Investigations revealed that Fouda's murder was based on a fatwa of the Mufti of the Jihad Organisation and the Islamic Group, Dr. Omar Abdel-Rahman.

It has been 29 years since then and many people are still being deprived of their lives on the basis of fatwas of clerics, moreover, with the rise of Jamaat al-Islamiyya, and terrorist organisations such as Al-Qeda and Daesh, the killings have multiplied in hot spots of tension such as Iraq, Syria, Afghanistan, Yemen, etc. and from there the death and destruction in the name of God has transcended the borders reaching Europe, the United States and others. I cite the massacres of the 11 September 2001 attacks on the Twin Towers in New York that killed 2,996 people and injured more than 25,000. The 11 March 2004 attacks in Spain in which 193 people died and around 2,000 were injured, etc.

Jihadists did not emerge like this overnight, but have long been cementing a nefarious ideology and creating strategies based on annihilating the other. And their thinking is undoubtedly not inspired by the Koran, the holy book of Islam, but by the interpretation of clerics belonging to different schools of Islamic thought, the Hanbali, for example, being the most rigid.

Daesh and Al-Qaeda assume that nothing is changeable in their theologians' interpretation of religious texts, because it is not a cognitive position that can be corrected, or at least disputed, but they have a firm belief that they are delegated from heaven to protect those texts as they are and whoever contradicts them must be eliminated. They are incapable of debating ideas with arguments and logic, they prefer to murder through terrorism and destruction because they fear that the fragility of their arguments will be exposed, thus they assassinated Fuda and before him Anwar Sadat, president of Egypt (1981), and many others.

Conclusion

There is a growing awareness in Muslim societies today that something is wrong with religion, and many are asking, why are we lagging behind in progress?
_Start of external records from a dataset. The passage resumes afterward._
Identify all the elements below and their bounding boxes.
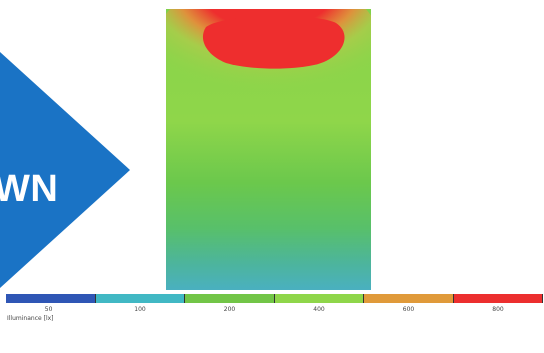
legend-tick-label: 200 (223, 306, 236, 313)
illuminance-legend-bar (6, 294, 543, 303)
legend-segment (453, 294, 543, 303)
legend-segment (274, 294, 364, 303)
arrow-text: WN (0, 168, 59, 210)
legend-tick-label: 100 (134, 306, 146, 313)
legend-segment (364, 294, 454, 303)
legend-segment (185, 294, 275, 303)
arrow-shape (0, 0, 130, 288)
legend-tick-label: 400 (313, 306, 325, 313)
illuminance-heatmap (166, 9, 371, 290)
legend-tick-label: 600 (402, 306, 415, 313)
legend-tick-label: 50 (44, 306, 53, 313)
legend-segment (6, 294, 96, 303)
legend-title: Illuminance [lx] (7, 315, 54, 322)
hot-zone (202, 15, 345, 69)
legend-tick-label: 800 (492, 306, 504, 313)
legend-segment (95, 294, 185, 303)
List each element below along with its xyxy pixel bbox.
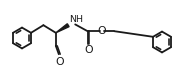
Text: O: O: [84, 45, 93, 55]
Text: O: O: [98, 26, 106, 36]
Polygon shape: [56, 24, 69, 33]
Text: O: O: [55, 57, 64, 67]
Text: NH: NH: [69, 15, 83, 24]
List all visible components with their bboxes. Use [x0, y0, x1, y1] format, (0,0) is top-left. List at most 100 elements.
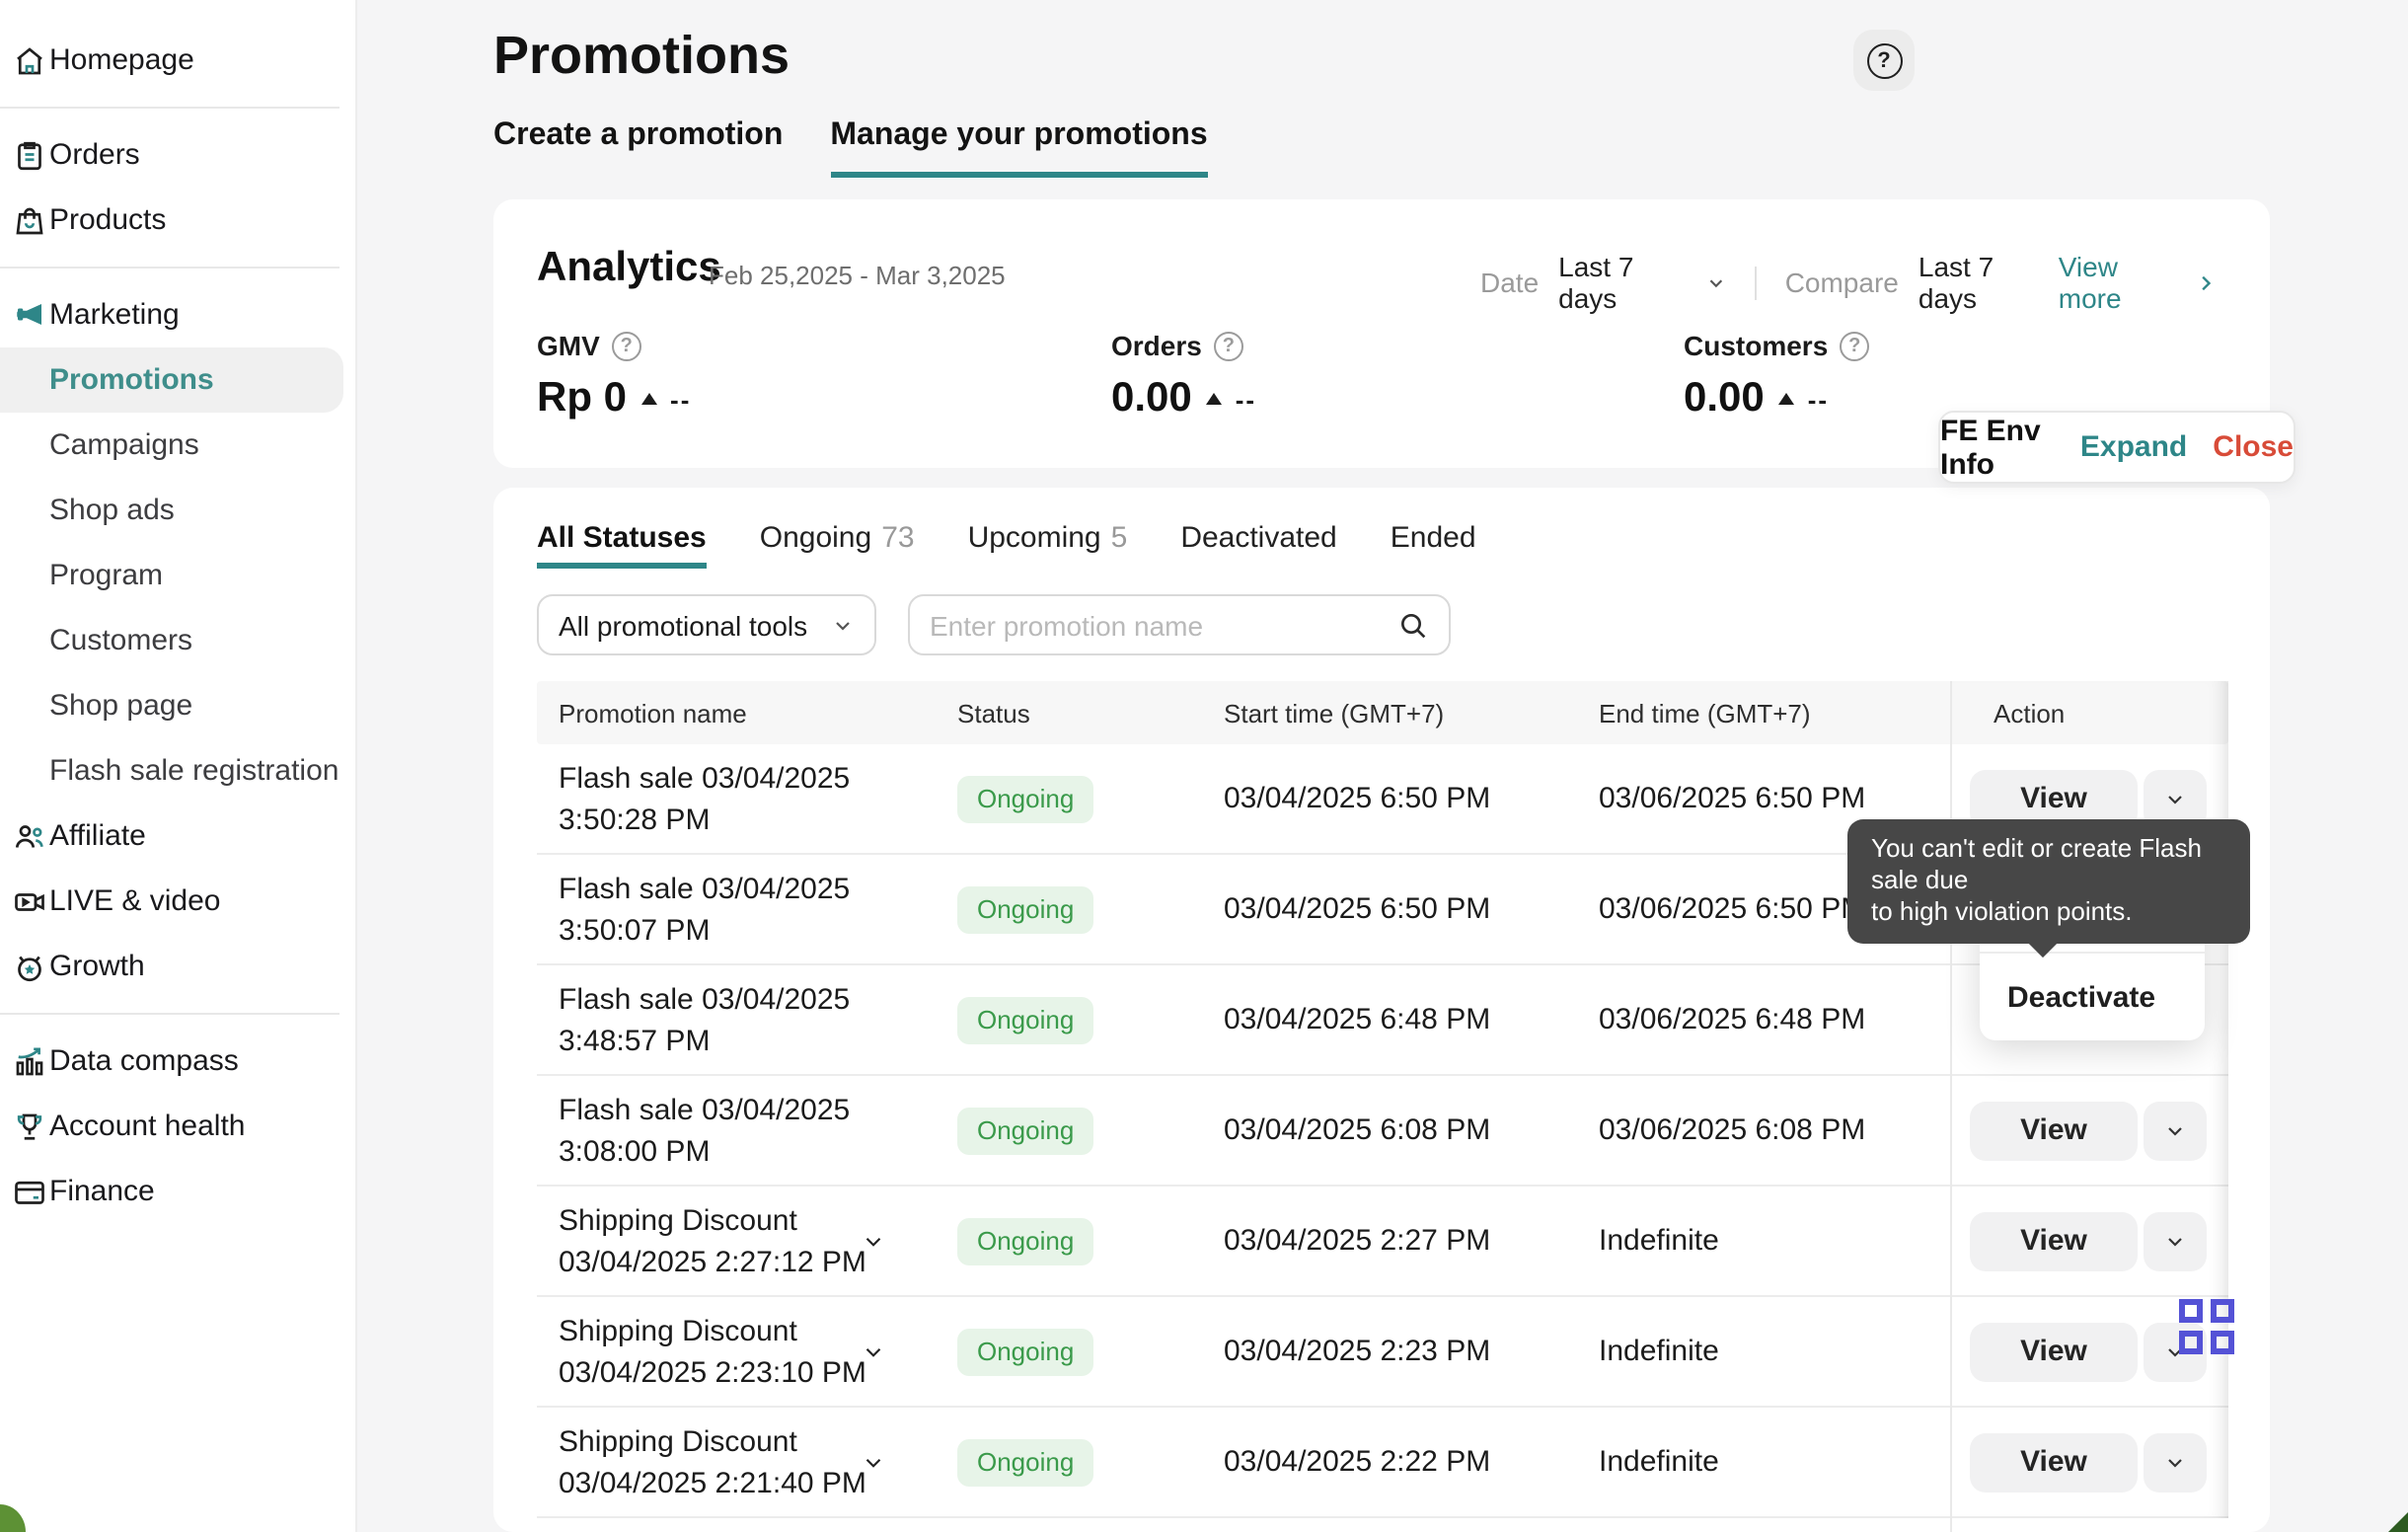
expand-row-chevron-icon[interactable]	[861, 1339, 886, 1364]
date-select[interactable]: Last 7 days	[1558, 251, 1728, 314]
compare-label: Compare	[1784, 267, 1899, 298]
metric-orders: Orders? 0.00 --	[1111, 330, 1257, 421]
menu-item-deactivate[interactable]: Deactivate	[2007, 981, 2156, 1015]
help-button[interactable]: ?	[1853, 30, 1915, 91]
status-badge: Ongoing	[957, 1438, 1094, 1486]
status-badge: Ongoing	[957, 885, 1094, 933]
status-badge: Ongoing	[957, 996, 1094, 1043]
analytics-card: Analytics Feb 25,2025 - Mar 3,2025 Date …	[493, 199, 2270, 468]
table-row: Flash sale 03/04/2025 3:48:57 PM Ongoing …	[537, 965, 2228, 1076]
sidebar-item-growth[interactable]: Growth	[0, 934, 355, 999]
sidebar-item-label: Orders	[49, 138, 140, 172]
view-dropdown-button[interactable]	[2144, 1101, 2207, 1160]
sidebar-item-label: Marketing	[49, 298, 180, 332]
sidebar-item-shop-ads[interactable]: Shop ads	[0, 478, 355, 543]
tab-manage-your-promotions[interactable]: Manage your promotions	[830, 118, 1208, 178]
corner-decoration-right	[2388, 1512, 2408, 1532]
sidebar-item-campaigns[interactable]: Campaigns	[0, 413, 355, 478]
fe-env-close-link[interactable]: Close	[2213, 430, 2294, 464]
promotional-tools-select[interactable]: All promotional tools	[537, 594, 876, 655]
question-circle-icon[interactable]: ?	[1213, 331, 1243, 360]
status-tab-all[interactable]: All Statuses	[537, 521, 707, 569]
view-dropdown-button[interactable]	[2144, 1432, 2207, 1492]
video-camera-icon	[12, 883, 47, 919]
analytics-date-range: Feb 25,2025 - Mar 3,2025	[709, 261, 1006, 290]
sidebar-item-program[interactable]: Program	[0, 543, 355, 608]
sidebar-item-live-video[interactable]: LIVE & video	[0, 869, 355, 934]
view-button[interactable]: View	[1970, 769, 2138, 828]
chevron-down-icon	[2168, 1458, 2182, 1467]
sidebar-item-flash-sale-registration[interactable]: Flash sale registration	[0, 738, 355, 804]
question-circle-icon[interactable]: ?	[611, 331, 641, 360]
sidebar-item-label: Account health	[49, 1110, 246, 1143]
chevron-right-icon	[2202, 274, 2212, 290]
search-input[interactable]	[930, 609, 1397, 641]
sidebar-item-marketing[interactable]: Marketing	[0, 282, 355, 347]
table-header: Promotion name Status Start time (GMT+7)…	[537, 681, 2228, 744]
sidebar-divider	[0, 1013, 339, 1015]
sidebar-item-products[interactable]: Products	[0, 188, 355, 253]
status-tab-upcoming[interactable]: Upcoming 5	[967, 521, 1128, 555]
view-dropdown-button[interactable]	[2144, 769, 2207, 828]
metric-gmv: GMV? Rp 0 --	[537, 330, 692, 421]
expand-row-chevron-icon[interactable]	[861, 1228, 886, 1254]
sidebar-item-promotions[interactable]: Promotions	[0, 347, 343, 413]
status-badge: Ongoing	[957, 775, 1094, 822]
sidebar-item-label: Affiliate	[49, 819, 146, 853]
fe-env-info-bar: FE Env Info Expand Close	[1938, 411, 2295, 484]
sidebar-item-label: LIVE & video	[49, 884, 221, 918]
view-button[interactable]: View	[1970, 1322, 2138, 1381]
sidebar-item-data-compass[interactable]: Data compass	[0, 1029, 355, 1094]
fe-env-title: FE Env Info	[1940, 414, 2041, 481]
table-row: Flash sale 03/04/2025 3:08:00 PM Ongoing …	[537, 1076, 2228, 1187]
trend-up-icon	[640, 393, 657, 405]
table-row: Shipping Discount 03/04/2025 2:21:40 PM O…	[537, 1408, 2228, 1518]
sidebar-item-label: Customers	[49, 624, 193, 657]
sidebar-item-account-health[interactable]: Account health	[0, 1094, 355, 1159]
view-button[interactable]: View	[1970, 1101, 2138, 1160]
trend-up-icon	[1205, 393, 1222, 405]
view-more-link[interactable]: View more	[2059, 251, 2217, 314]
sidebar-divider	[0, 107, 339, 109]
sidebar-item-affiliate[interactable]: Affiliate	[0, 804, 355, 869]
promotion-list-card: All Statuses Ongoing 73 Upcoming 5 Deactiv…	[493, 488, 2270, 1532]
status-filter-tabs: All Statuses Ongoing 73 Upcoming 5 Deactiv…	[537, 521, 1476, 569]
sidebar-item-customers[interactable]: Customers	[0, 608, 355, 673]
products-icon	[12, 202, 47, 238]
trend-up-icon	[1777, 393, 1794, 405]
trophy-icon	[12, 1109, 47, 1144]
sidebar-item-homepage[interactable]: Homepage	[0, 28, 355, 93]
status-tab-deactivated[interactable]: Deactivated	[1180, 521, 1337, 555]
status-tab-ended[interactable]: Ended	[1390, 521, 1476, 555]
divider	[1755, 266, 1758, 299]
page-tabs: Create a promotion Manage your promotion…	[493, 118, 1208, 178]
metric-customers: Customers? 0.00 --	[1684, 330, 1870, 422]
tab-create-a-promotion[interactable]: Create a promotion	[493, 118, 784, 152]
compare-value[interactable]: Last 7 days	[1918, 251, 1994, 314]
home-icon	[12, 42, 47, 78]
view-button[interactable]: View	[1970, 1432, 2138, 1492]
fe-env-expand-link[interactable]: Expand	[2079, 430, 2188, 464]
status-tab-ongoing[interactable]: Ongoing 73	[759, 521, 915, 555]
expand-row-chevron-icon[interactable]	[861, 1449, 886, 1475]
sidebar-item-label: Data compass	[49, 1044, 239, 1078]
chevron-down-icon	[836, 621, 850, 630]
sidebar-item-label: Shop ads	[49, 494, 175, 527]
sidebar-item-orders[interactable]: Orders	[0, 122, 355, 188]
bar-chart-icon	[12, 1043, 47, 1079]
question-circle-icon[interactable]: ?	[1840, 331, 1870, 360]
megaphone-icon	[12, 297, 47, 333]
sidebar-item-finance[interactable]: Finance	[0, 1159, 355, 1224]
sidebar-item-label: Finance	[49, 1175, 155, 1208]
grid-widget-icon[interactable]	[2179, 1299, 2234, 1356]
date-label: Date	[1480, 267, 1540, 298]
table-row: Shipping Discount 03/04/2025 2:23:10 PM O…	[537, 1297, 2228, 1408]
affiliate-icon	[12, 818, 47, 854]
sidebar-item-label: Growth	[49, 950, 145, 983]
status-badge: Ongoing	[957, 1217, 1094, 1264]
view-button[interactable]: View	[1970, 1211, 2138, 1270]
search-icon[interactable]	[1397, 609, 1429, 641]
view-dropdown-button[interactable]	[2144, 1211, 2207, 1270]
sidebar-item-shop-page[interactable]: Shop page	[0, 673, 355, 738]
The answer to this question will take time to come, because the Muslim mind is immersed in contradictions that make it oscillate between heritage and modernity, interpretation from one source and another, between state secularism, or religious state, and so on.

It is not easy to dismantle deep-rooted cognitive constants in a short period of time; this requires intellectual and cultural mobility that encourages people to be complicit in constructing critical thinking capable of opening the way to a future. The best ally for the current of enlightenment lies in societies, the more cultured they are, the more possibilities they will have to dare to free themselves from conventional and archaic thinking.

To affect a process of change does not entail breaking with Islam as a religion, but with a certain vision of Islam, a vision that it is in the interest of rigid religious groups to maintain in order to continue manipulating Muslims and disassociating them from progress, in the name of God.